In a letter of 1834 to close friend Almira Penniman Barlow, Margaret Fuller confided, “Experience! Why cannot I value thee, and make thee my peculiar household deity, as did our Master, Goethe?” Only twenty-four, Fuller was beginning a path to make wide-ranging experience her “household deity” as numerous foreign writers broadened her New England provinciality, including Italians Dante, Tasso, Petrarch, Ariosto, and Alfieri, French writers de Staël and George Sand, and, for Germans, Goethe as well as Lessing, Novalis, and Schiller.

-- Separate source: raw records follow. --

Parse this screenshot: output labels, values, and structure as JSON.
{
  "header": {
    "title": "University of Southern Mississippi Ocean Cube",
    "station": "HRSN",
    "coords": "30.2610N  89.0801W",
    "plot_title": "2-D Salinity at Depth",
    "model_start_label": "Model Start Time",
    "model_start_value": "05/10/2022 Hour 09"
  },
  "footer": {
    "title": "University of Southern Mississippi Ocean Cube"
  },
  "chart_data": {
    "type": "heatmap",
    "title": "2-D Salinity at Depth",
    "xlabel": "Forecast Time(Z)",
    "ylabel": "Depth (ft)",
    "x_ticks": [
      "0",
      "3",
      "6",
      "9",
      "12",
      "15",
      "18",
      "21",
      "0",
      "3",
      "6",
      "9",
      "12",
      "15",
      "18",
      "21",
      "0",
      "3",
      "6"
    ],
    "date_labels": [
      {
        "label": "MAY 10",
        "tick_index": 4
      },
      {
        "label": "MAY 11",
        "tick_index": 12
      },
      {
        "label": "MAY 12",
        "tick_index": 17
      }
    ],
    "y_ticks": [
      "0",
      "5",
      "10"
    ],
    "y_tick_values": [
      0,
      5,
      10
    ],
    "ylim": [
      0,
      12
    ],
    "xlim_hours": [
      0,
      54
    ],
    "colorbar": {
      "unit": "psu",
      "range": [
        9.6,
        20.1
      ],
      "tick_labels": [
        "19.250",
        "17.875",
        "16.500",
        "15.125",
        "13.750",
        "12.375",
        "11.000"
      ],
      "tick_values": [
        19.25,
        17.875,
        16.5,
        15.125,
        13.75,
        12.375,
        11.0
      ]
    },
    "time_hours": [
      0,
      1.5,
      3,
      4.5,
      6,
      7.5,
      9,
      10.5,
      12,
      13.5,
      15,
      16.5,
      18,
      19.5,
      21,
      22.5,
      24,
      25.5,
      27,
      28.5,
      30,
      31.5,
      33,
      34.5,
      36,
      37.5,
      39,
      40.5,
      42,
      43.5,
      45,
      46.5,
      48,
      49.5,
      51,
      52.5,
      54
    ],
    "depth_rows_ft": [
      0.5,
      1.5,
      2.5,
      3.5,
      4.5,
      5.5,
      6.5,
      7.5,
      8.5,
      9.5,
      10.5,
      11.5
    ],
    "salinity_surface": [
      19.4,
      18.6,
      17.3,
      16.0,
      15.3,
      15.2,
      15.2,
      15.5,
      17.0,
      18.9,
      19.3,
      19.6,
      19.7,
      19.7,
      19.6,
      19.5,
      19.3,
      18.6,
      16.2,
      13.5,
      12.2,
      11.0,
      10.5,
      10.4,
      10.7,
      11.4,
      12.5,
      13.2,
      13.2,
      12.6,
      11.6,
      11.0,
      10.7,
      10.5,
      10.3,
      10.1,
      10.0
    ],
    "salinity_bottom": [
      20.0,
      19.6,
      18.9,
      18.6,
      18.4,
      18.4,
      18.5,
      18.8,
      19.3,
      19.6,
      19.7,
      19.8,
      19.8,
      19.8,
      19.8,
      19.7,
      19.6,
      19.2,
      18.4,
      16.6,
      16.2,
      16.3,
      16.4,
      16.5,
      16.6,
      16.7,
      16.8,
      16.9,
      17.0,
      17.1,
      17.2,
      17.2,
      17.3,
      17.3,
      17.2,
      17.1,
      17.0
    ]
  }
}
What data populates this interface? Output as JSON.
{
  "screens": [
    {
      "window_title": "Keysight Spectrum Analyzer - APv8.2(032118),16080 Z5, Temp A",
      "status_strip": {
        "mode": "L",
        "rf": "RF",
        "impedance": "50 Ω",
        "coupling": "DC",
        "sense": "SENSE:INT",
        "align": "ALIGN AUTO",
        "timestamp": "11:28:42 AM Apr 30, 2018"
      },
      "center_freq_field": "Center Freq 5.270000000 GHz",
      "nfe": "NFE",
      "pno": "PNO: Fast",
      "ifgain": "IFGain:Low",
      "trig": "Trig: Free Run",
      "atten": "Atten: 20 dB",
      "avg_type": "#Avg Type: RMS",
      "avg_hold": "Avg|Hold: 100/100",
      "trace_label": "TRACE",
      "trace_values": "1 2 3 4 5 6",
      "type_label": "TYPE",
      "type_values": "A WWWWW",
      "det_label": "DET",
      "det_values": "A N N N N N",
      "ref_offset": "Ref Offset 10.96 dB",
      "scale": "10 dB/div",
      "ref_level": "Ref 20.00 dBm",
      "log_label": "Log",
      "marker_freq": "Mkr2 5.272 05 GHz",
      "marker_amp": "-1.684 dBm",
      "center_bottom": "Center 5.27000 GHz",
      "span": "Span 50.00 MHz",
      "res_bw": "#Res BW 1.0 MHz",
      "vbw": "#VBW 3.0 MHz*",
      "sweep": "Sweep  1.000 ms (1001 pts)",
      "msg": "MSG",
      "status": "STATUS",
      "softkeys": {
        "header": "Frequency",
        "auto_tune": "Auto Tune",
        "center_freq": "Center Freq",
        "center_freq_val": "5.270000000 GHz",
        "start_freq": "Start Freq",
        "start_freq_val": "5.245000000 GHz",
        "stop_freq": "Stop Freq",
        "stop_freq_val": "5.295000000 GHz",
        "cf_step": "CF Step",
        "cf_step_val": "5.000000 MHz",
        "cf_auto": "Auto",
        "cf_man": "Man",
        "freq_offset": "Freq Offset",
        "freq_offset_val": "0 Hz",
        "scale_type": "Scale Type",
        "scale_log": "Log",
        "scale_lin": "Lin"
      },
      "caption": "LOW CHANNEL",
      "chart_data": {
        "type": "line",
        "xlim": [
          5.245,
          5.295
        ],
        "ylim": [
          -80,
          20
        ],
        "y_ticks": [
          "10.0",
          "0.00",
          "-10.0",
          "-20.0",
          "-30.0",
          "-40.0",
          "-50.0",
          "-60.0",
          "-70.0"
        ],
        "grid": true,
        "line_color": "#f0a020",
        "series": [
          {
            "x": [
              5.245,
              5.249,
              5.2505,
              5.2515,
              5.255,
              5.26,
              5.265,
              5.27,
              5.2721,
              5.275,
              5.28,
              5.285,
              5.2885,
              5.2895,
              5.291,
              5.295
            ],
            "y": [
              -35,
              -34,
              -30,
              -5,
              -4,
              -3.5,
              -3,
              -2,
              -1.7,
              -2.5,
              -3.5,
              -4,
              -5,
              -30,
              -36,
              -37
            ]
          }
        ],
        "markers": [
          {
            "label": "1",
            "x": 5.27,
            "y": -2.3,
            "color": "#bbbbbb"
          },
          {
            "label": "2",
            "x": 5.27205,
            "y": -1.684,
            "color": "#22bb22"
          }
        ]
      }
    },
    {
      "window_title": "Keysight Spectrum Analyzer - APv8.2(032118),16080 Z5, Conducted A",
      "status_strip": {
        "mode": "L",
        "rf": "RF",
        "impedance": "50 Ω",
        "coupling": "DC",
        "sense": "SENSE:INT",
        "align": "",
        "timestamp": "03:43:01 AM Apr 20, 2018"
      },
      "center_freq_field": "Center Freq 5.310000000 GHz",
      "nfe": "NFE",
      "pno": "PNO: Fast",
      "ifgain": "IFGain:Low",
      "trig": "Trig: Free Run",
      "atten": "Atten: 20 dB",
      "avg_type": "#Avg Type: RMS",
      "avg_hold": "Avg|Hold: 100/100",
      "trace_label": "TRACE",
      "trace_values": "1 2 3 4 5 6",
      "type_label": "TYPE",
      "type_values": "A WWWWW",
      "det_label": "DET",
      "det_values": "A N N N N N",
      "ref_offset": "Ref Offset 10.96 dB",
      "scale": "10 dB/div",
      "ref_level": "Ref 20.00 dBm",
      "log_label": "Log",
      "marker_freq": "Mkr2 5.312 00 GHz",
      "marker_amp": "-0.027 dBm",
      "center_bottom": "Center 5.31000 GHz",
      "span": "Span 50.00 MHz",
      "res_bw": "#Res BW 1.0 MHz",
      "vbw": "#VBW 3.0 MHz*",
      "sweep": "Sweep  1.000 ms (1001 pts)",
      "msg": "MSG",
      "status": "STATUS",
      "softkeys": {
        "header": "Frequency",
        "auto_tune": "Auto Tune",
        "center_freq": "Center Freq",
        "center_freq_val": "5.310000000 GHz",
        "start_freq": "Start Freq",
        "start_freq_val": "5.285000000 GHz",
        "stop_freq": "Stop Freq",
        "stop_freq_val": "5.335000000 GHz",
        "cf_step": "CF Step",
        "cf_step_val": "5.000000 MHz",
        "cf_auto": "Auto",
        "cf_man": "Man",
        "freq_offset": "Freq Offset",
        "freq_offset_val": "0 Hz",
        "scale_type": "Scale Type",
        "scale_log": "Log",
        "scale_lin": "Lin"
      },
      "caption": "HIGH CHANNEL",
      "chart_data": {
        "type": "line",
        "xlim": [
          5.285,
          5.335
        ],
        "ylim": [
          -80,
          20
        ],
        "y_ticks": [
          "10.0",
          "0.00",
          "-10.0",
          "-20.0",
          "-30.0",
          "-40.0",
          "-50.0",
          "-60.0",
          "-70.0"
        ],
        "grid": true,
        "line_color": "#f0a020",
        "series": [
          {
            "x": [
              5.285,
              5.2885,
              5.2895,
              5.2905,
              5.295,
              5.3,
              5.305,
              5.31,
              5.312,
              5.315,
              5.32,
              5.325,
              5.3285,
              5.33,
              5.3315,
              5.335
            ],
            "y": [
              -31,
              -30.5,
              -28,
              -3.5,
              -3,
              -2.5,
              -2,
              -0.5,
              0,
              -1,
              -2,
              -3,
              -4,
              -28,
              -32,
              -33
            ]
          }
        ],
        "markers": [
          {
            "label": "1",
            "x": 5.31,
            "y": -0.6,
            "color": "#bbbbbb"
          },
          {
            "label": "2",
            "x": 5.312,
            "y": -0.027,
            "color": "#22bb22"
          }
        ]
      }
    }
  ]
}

This paper will demonstrate the significance of Fuller's early fluency in European languages and literatures as preparation for revolutionary action on a personal and political level during her sojourn of 1847—50. Beginning in 1836, Fuller's autodidactic absorption of French, German, and Italian language enabled her not only to imbibe these works first-hand, “translating” them to her own uses and understanding, but also literally to translate selected works into English for a circle of avid New England readers. While her projected European sojourn of 1836 was cancelled due to her father's untimely death, her quiet months studying foreign language and literature in Groton would provide Fuller with the intellectual foundation for experience and action abroad, enabling her radical transformation during her Italian residence of 1847—50. Linguistic and literary bonds were the prelude to personal and cultural bonds in France and Italy, enabling Fuller to negotiate foreign difference at depths shut off from other expatriates, including writers such as Anna Jameson and Fanny Fern, and artists such as Thomas Cole, Horatio Greenough, William Page, and William Wetmore Story. Fuller's early exposure served as a catalyst to “translate” American democratic political texts into European contexts, inspiring her ultimately to fuse American republicanism with Risorgimento ideals.